Bei der neuen Vereinbarung, heißt es bei der Datenschutzgruppe, "müsse das Datenschutzniveau des jetzigen Abkommens auf jeden Fall erhalten bleiben". Lieber wäre es den Hütern der Privatsphäre der EU-Bürger aber, wenn Einschränkungen dazu kommen, wie die Reduzierung der Datenelemente je Fluggast und eine strikte Zweckbindung der Daten. Insbesondere weisen sie darauf hin, dass die Art der Übermittlung der Passagierdaten vom so genannten Pull- auf ein Push-Verfahren umgestellt werden müsse. Beim bislang praktizierten System greifen die US-Behörden direkt auf die Buchungssysteme der Fluggesellschaften zu.

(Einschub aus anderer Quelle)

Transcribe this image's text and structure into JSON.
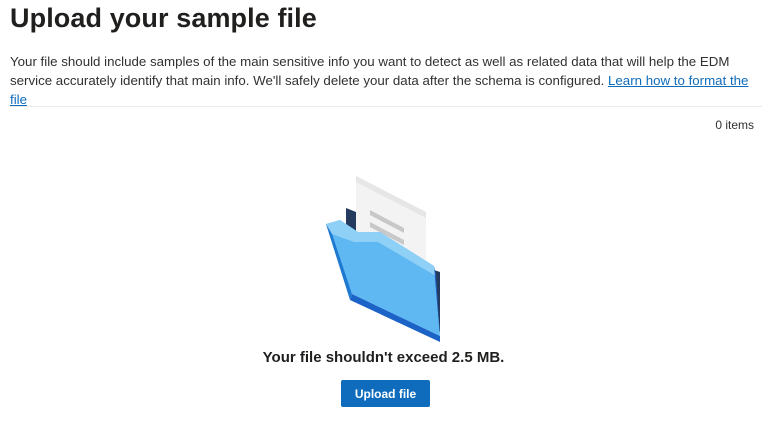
{
  "header": {
    "title": "Upload your sample file"
  },
  "description": {
    "text": "Your file should include samples of the main sensitive info you want to detect as well as related data that will help the EDM service accurately identify that main info. We'll safely delete your data after the schema is configured.",
    "link_label": "Learn how to format the file"
  },
  "list": {
    "item_count": "0 items"
  },
  "empty_state": {
    "illustration_icon": "folder-with-document-icon",
    "message": "Your file shouldn't exceed 2.5 MB.",
    "upload_button_label": "Upload file"
  },
  "colors": {
    "accent": "#0f6cbd",
    "folder_light": "#5fb8f2",
    "folder_dark": "#1b63c7",
    "folder_back": "#243a5e"
  }
}
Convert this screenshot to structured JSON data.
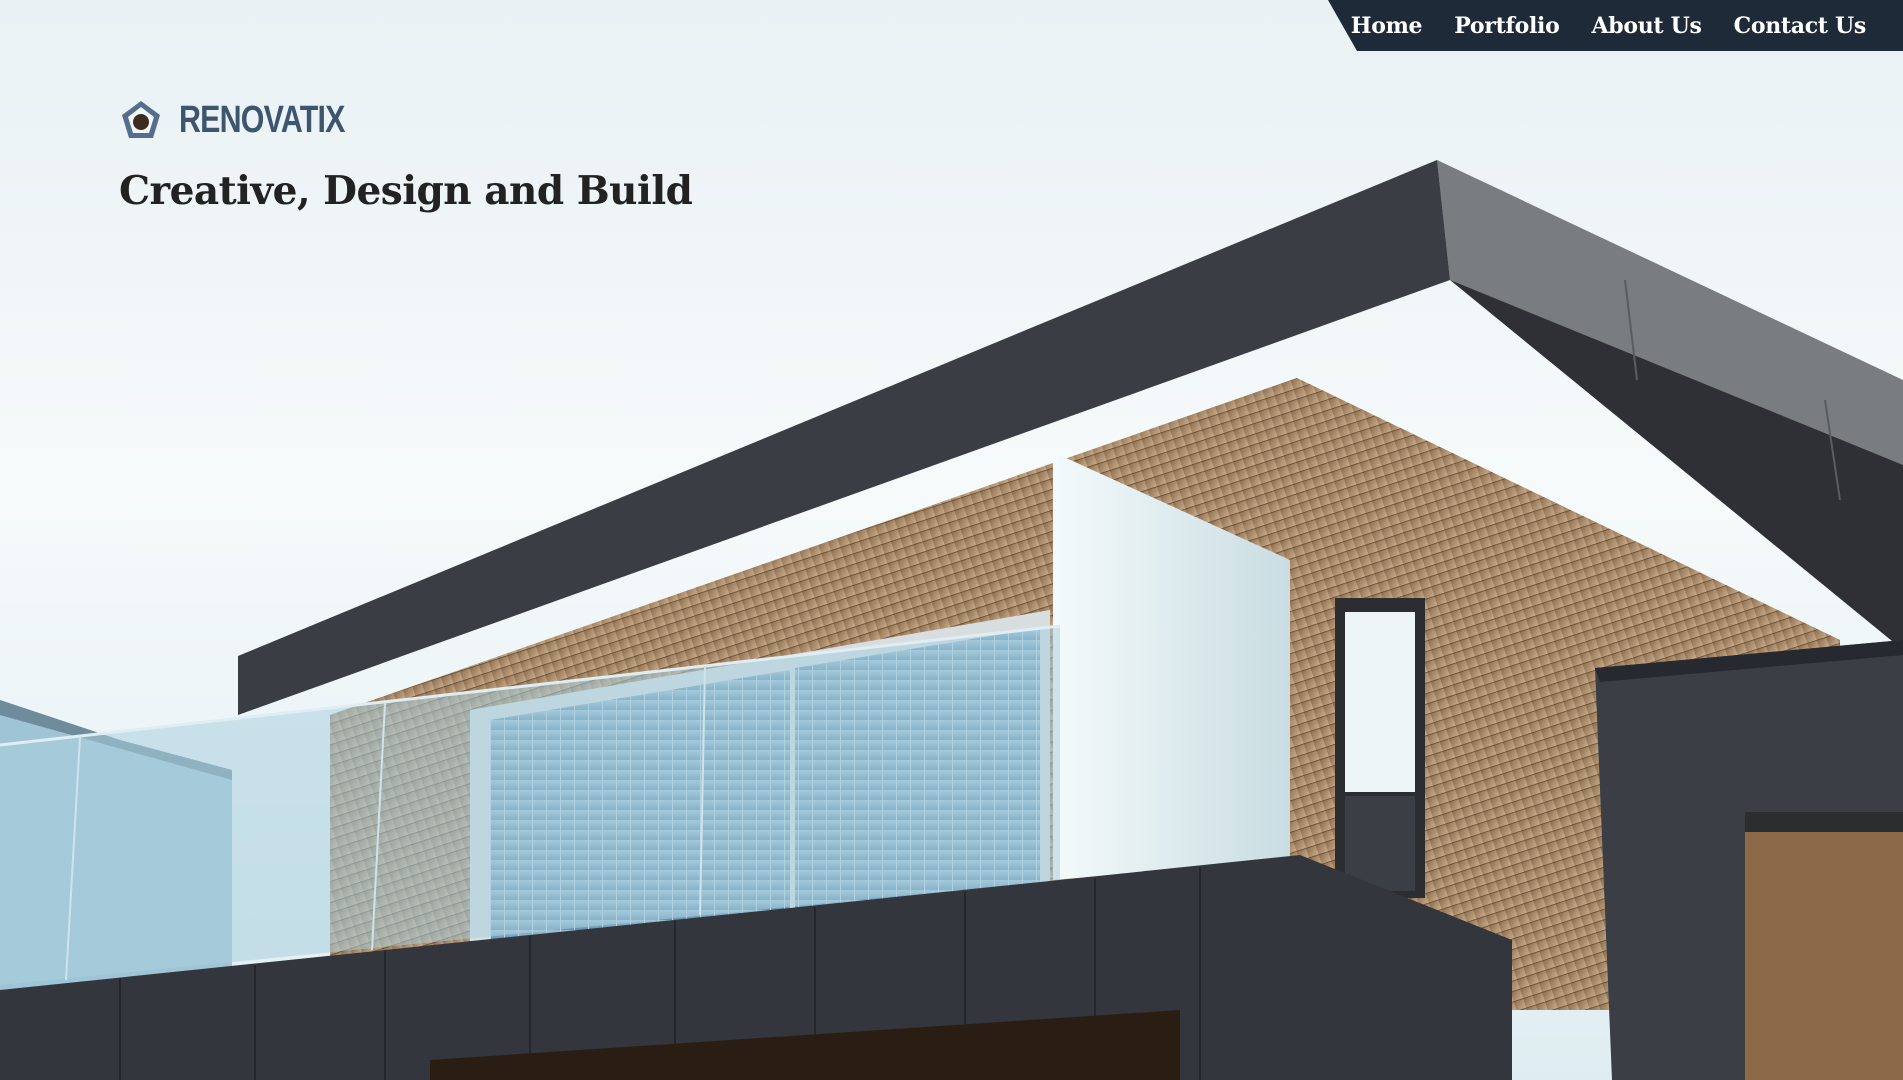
{
  "nav": {
    "items": [
      {
        "label": "Home"
      },
      {
        "label": "Portfolio"
      },
      {
        "label": "About Us"
      },
      {
        "label": "Contact Us"
      }
    ]
  },
  "brand": {
    "name": "RENOVATIX",
    "icon": "pentagon-logo-icon"
  },
  "hero": {
    "tagline": "Creative, Design and Build",
    "image": "modern-house-photo"
  },
  "colors": {
    "nav_background": "#1e2a38",
    "brand_text": "#3e5570",
    "tagline_text": "#222222"
  }
}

Die Datenschutzgruppe fordert, dass die Umstellung zur aktiven und besser zu kontrollierenden Datenübergabe unverzüglich erfolgt, da die entsprechenden Voraussetzungen durch die Fluglinien bereits gegeben seien.

Die Datenschützer erwarten ferner, dass sowohl die nationalen Datenschutzbehörden als auch der Europäische Datenschutzbeauftragte bei den anstehenden Verhandlungen mit den USA konsultiert werden, um so den Schutz der Rechte der Passagiere auch bei einem zukünftigen Abkommen zu gewährleisten.

Der Vorsitzende der Gruppe, der Bundesdatenschutzbeauftragte Peter Schaar, erläuterte die Hintergründe der beschlossenen Stellungnahme: Für den Datenschutz der Flugpassagiere wäre es seiner Ansicht nach "fatal, wenn es zu keiner Vereinbarung auf europäischer Ebene kommt." Bilaterale Abkommen einzelner EU-Staaten mit den USA oder der gänzliche Verzicht auf eine Vereinbarung hätten nicht nur eine uneinheitliche Praxis in den Mitgliedstaaten zur Folge. Es sei zudem fraglich, ob und wie ohne ein Abkommen die von den USA zugesagten Datenschutzgarantien von europäischer Seite überwacht und durchgesetzt werden könnten. Auch angesichts des bisherigen Verfahrens kam es bislang aber zu keiner ernsthaften Überprüfung der Datenverarbeitung durch US-Behörden.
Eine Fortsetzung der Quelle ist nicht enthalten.